Kalman filtering algorithm¶

The Kalman filtering is an algorithm for exact Bayesian filtering for linear-Gaussian state space models. Where we are interested in the marginal posterior at time t:

\[p(z_t| y_{1:t}, u_{1:t}) = N(z_t| \mu_t, \Sigma_t)\]

Since everything is Gaussian we can perfrom the predict and update step in closed form, and the resulting algorithm is the analog of the HMM filter.

Prediction step¶

\[\begin{split} p(z_t| y_{1:t-1}, u_{1:t}) = \int \mathcal{N}(A_tz_{t-1} + B_t u_t, Q_t)\mathcal{N}(z_{t-1}|\mu_{t-1}, \sigma_{t-1})dz_{t-1} \\ = \mathcal{N}(z_t| \mu_{t|t-1}, \Sigma_{t|t-1}) \\ \mu_{t|t-1} = A_t\mu_{t-1} + B_t u_t \\ \Sigma_{t|t-1} = A_t\Sigma_{t-1}A_t^T + Q_t \end{split}\]

Measurement step¶

We compute using Bayes rule:

\[p(z_t| y_t, y_{1:t-1}, u_{1:t}) \propto p(y_t|z_t, u_t)p(z_t| y_{1:t-1}, u_{1:t}) \]

This is just the product of the prediction step and the actual observation.

This is given by: $\( p(z_t|y_{1:t}, u_t) = \mathcal{N}(z_t|\mu_t, \Sigma_t) \\ \mu_t = \mu_{t|t-1}+ K_t r_t \\ \Sigma_t = (I - K_tC_t) \Sigma_{t|t-1} \)$

  • \(r_t\) is the residual or inovation, given by the difference between our predicted observation and the actual observation:

\[\begin{split} r_t = y_t - \hat{y}_t \\ \hat{y}_t = E[y_t| y_{1:t-1}, u_{1:t}] = C_t \mu_{t|t-1} + D_t u_t \end{split}\]
  • \(K_t\) is the Kalman gain matrix given by:

\[K_t \triangleq \Sigma_{t|t-1}C_t^T S_t^{-1}\]
\[\begin{split} S_t = cov[r_t| y_{1:t-1}, \mu_{t:1}] \\ = E[(C_tz_t + \delta_t - \hat{y}_t)(C_tz_t + \delta_t - \hat{y}_t)^T| y_{1:t-1}, u_{1:t}] \\ = C_t\Sigma_{t|t-1}C_t^T + R_t \end{split}\]
  • \(\delta_t \sim N(0, R_t)\) is the observation noise term which is independent of all other noise sources.

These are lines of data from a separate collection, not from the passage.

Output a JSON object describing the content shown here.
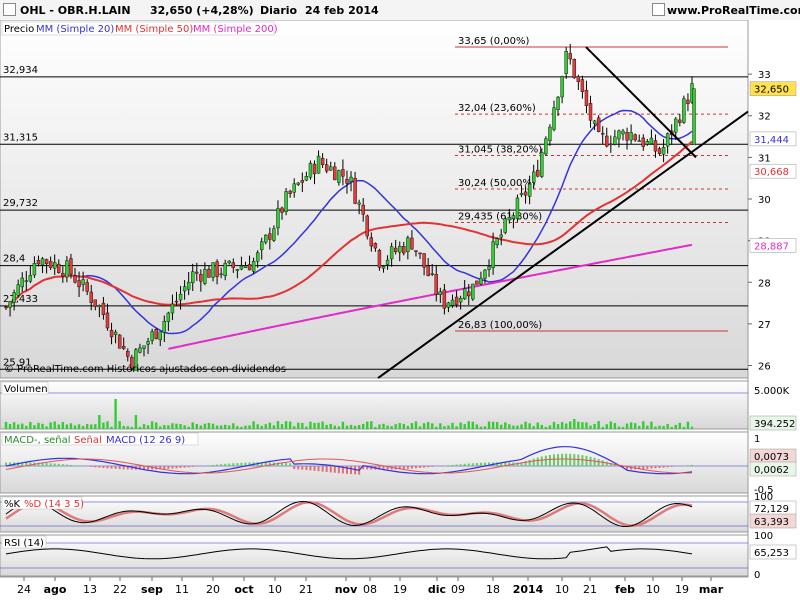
{
  "header": {
    "instrument": "OHL - OBR.H.LAIN",
    "quote": "32,650 (+4,28%)",
    "timeframe": "Diario",
    "date": "24 feb 2014",
    "site": "www.ProRealTime.com"
  },
  "legend": {
    "precio": "Precio",
    "mm20": "MM (Simple 20)",
    "mm50": "MM (Simple 50)",
    "mm200": "MM (Simple 200)"
  },
  "footer_note": "© ProRealTime.com  Históricos ajustados con dividendos",
  "colors": {
    "up": "#33cc33",
    "down": "#e23b3b",
    "mm20": "#3333dd",
    "mm50": "#e33232",
    "mm200": "#e22ac9",
    "fib": "#cc3333",
    "volume": "#33cc33",
    "macd_pos": "#66cc66",
    "macd_neg": "#e07070"
  },
  "price_panel": {
    "y_ticks": [
      "33",
      "32",
      "31",
      "30",
      "29",
      "28",
      "27",
      "26"
    ],
    "levels": [
      {
        "value": 32.934,
        "label": "32,934"
      },
      {
        "value": 31.315,
        "label": "31,315"
      },
      {
        "value": 29.732,
        "label": "29,732"
      },
      {
        "value": 28.4,
        "label": "28,4"
      },
      {
        "value": 27.433,
        "label": "27,433"
      },
      {
        "value": 25.91,
        "label": "25,91"
      }
    ],
    "right_badges": {
      "last": "32,650",
      "mm20": "31,444",
      "mm50": "30,668",
      "mm200": "28,887"
    },
    "fibonacci": [
      {
        "value": 33.65,
        "label": "33,65 (0,00%)"
      },
      {
        "value": 32.04,
        "label": "32,04 (23,60%)"
      },
      {
        "value": 31.045,
        "label": "31,045 (38,20%)"
      },
      {
        "value": 30.24,
        "label": "30,24 (50,00%)"
      },
      {
        "value": 29.435,
        "label": "29,435 (61,80%)"
      },
      {
        "value": 26.83,
        "label": "26,83 (100,00%)"
      }
    ]
  },
  "volume_panel": {
    "title": "Volumen",
    "tick": "5.000K",
    "badge": "394.252"
  },
  "macd_panel": {
    "title_main": "MACD-, señal",
    "title_signal": "Señal",
    "title_macd": "MACD (12 26 9)",
    "y_ticks": [
      "1",
      "0,5",
      "0",
      "-0,5"
    ],
    "badges": [
      "0,0073",
      "0,0062"
    ]
  },
  "stoch_panel": {
    "title_k": "%K",
    "title_d": "%D (14 3 5)",
    "tick_top": "100",
    "badges": [
      "72,129",
      "63,393"
    ]
  },
  "rsi_panel": {
    "title": "RSI (14)",
    "tick_top": "100",
    "tick_bottom": "0",
    "badge": "65,253"
  },
  "x_axis": {
    "labels": [
      "24",
      "ago",
      "13",
      "22",
      "sep",
      "11",
      "20",
      "oct",
      "10",
      "21",
      "nov",
      "08",
      "19",
      "dic",
      "09",
      "18",
      "2014",
      "10",
      "21",
      "feb",
      "10",
      "19",
      "mar"
    ]
  },
  "chart_data": {
    "type": "candlestick",
    "title": "OHL - OBR.H.LAIN",
    "x": [
      "2013-07-24",
      "2013-08-01",
      "2013-08-13",
      "2013-08-22",
      "2013-09-02",
      "2013-09-11",
      "2013-09-20",
      "2013-10-01",
      "2013-10-10",
      "2013-10-21",
      "2013-11-01",
      "2013-11-08",
      "2013-11-19",
      "2013-12-02",
      "2013-12-09",
      "2013-12-18",
      "2014-01-02",
      "2014-01-10",
      "2014-01-21",
      "2014-02-03",
      "2014-02-10",
      "2014-02-19",
      "2014-03-03"
    ],
    "series": [
      {
        "name": "Precio",
        "close_path": [
          27.4,
          28.6,
          28.3,
          27.4,
          26.1,
          27.0,
          28.2,
          28.3,
          28.5,
          30.0,
          30.9,
          30.5,
          28.5,
          29.0,
          27.5,
          27.9,
          29.3,
          30.6,
          33.5,
          31.4,
          31.6,
          31.1,
          32.65
        ]
      },
      {
        "name": "MM (Simple 20)",
        "last": 31.444
      },
      {
        "name": "MM (Simple 50)",
        "last": 30.668
      },
      {
        "name": "MM (Simple 200)",
        "last": 28.887
      }
    ],
    "ylim": [
      25.7,
      34.3
    ],
    "last": 32.65,
    "change_pct": 4.28
  }
}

We can also use the matrix inversion lehma, and we can express the Kalman gain matrix as:

\[ K = \Sigma_{t|t-1}C^T (C \Sigma_{t|t-1}C^T + R)^{-1} = (\Sigma^{-1}_{t|t-1} + C^TCR)^{-1}C^TR^{-1} \]

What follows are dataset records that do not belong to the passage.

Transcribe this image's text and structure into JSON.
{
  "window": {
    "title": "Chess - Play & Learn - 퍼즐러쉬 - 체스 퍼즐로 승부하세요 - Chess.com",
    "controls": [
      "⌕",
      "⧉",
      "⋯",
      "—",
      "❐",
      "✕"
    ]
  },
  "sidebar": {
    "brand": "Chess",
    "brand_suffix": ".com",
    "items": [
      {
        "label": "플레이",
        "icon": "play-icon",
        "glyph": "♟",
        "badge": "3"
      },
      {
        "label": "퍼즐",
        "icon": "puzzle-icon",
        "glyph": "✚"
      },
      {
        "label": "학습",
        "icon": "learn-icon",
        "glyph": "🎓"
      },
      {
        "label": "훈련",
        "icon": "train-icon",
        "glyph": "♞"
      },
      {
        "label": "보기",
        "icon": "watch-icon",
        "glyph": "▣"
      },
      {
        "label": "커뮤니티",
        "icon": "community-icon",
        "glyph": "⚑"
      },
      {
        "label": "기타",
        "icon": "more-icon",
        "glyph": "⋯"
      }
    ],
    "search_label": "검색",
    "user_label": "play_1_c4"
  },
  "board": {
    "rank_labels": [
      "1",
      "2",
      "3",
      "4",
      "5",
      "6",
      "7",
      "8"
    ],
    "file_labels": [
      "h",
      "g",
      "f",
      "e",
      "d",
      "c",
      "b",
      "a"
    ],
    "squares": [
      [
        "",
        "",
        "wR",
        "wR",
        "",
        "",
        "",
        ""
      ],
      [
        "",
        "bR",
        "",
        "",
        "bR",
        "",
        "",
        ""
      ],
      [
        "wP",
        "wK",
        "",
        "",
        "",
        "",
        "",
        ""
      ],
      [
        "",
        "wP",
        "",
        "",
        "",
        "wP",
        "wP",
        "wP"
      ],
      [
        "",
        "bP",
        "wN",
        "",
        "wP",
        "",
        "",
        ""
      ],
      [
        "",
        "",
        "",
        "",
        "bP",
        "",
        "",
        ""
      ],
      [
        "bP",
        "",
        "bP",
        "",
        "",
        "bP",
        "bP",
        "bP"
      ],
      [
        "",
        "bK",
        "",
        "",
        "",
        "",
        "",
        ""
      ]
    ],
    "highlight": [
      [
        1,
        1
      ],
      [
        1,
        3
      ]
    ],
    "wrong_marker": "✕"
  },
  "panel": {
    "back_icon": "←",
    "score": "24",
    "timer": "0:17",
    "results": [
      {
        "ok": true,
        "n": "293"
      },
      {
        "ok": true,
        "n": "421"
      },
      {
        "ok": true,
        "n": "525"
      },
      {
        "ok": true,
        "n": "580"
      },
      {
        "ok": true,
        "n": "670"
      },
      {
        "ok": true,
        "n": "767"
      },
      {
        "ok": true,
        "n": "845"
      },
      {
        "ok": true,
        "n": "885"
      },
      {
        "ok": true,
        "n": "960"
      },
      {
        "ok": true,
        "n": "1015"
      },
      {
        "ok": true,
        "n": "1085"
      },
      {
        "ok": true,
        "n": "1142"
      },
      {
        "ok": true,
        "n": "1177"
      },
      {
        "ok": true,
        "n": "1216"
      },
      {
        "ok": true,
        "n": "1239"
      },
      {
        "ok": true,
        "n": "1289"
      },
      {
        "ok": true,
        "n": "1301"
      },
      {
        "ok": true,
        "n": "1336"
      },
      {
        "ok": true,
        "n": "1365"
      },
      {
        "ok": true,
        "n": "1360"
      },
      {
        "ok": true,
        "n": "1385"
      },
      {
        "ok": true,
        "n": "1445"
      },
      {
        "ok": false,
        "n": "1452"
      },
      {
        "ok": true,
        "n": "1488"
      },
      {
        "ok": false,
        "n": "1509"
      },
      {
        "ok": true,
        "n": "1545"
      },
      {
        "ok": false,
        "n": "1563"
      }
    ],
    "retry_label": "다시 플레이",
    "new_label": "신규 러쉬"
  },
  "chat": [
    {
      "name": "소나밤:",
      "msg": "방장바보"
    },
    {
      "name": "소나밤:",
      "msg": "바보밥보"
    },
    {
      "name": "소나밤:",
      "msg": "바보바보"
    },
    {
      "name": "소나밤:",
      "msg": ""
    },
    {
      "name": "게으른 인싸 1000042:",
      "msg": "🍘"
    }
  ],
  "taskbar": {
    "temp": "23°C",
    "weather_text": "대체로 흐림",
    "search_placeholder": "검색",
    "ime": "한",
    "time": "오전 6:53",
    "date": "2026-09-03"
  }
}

Lets dig into the mean update:

\[ \mu_t = \mu_{t|t-1} + K_tr_t \]

This says that the new mean is the old mean plus a correction factor (\(K_t\) times the error signal \(r_t\)). The amount of weight placed on the error signal depends on the Kalman gain matrix. If \(C_t = I\) then \(K_t = \Sigma_{t| t-1} S_t^{-1}\), wich is the ration between the covariance of the prior and the covariance of the measurement error. If we have a strong prior \(|K_t|\) will be small and we will place little weight on the correction term, and vice versa.

Posterior predictive¶

The one step-ahead posterior preditive density for the observations can be computed as follows:

\[\begin{split} p(y_t| y_{1:t-1}, \mu_{1:t}) = \int \mathcal{N}(y_t| Cz_t,R)\mathcal{N}(z_t| \mu_{t|t-1A}, \Sigma_{t|t-1})dz_t \\ = \mathcal{N}(y_t|C\mu_{t|t-1}, C \Sigma_{t|t-1}C^T + R) \end{split}\]

Computational issues¶

There is an matrix inversion which takes \(O(|y_t|^3)\) and a matrix-matrix multiply to compute \(\Sigma_t\) which takes \(O(|z_t|^2)\)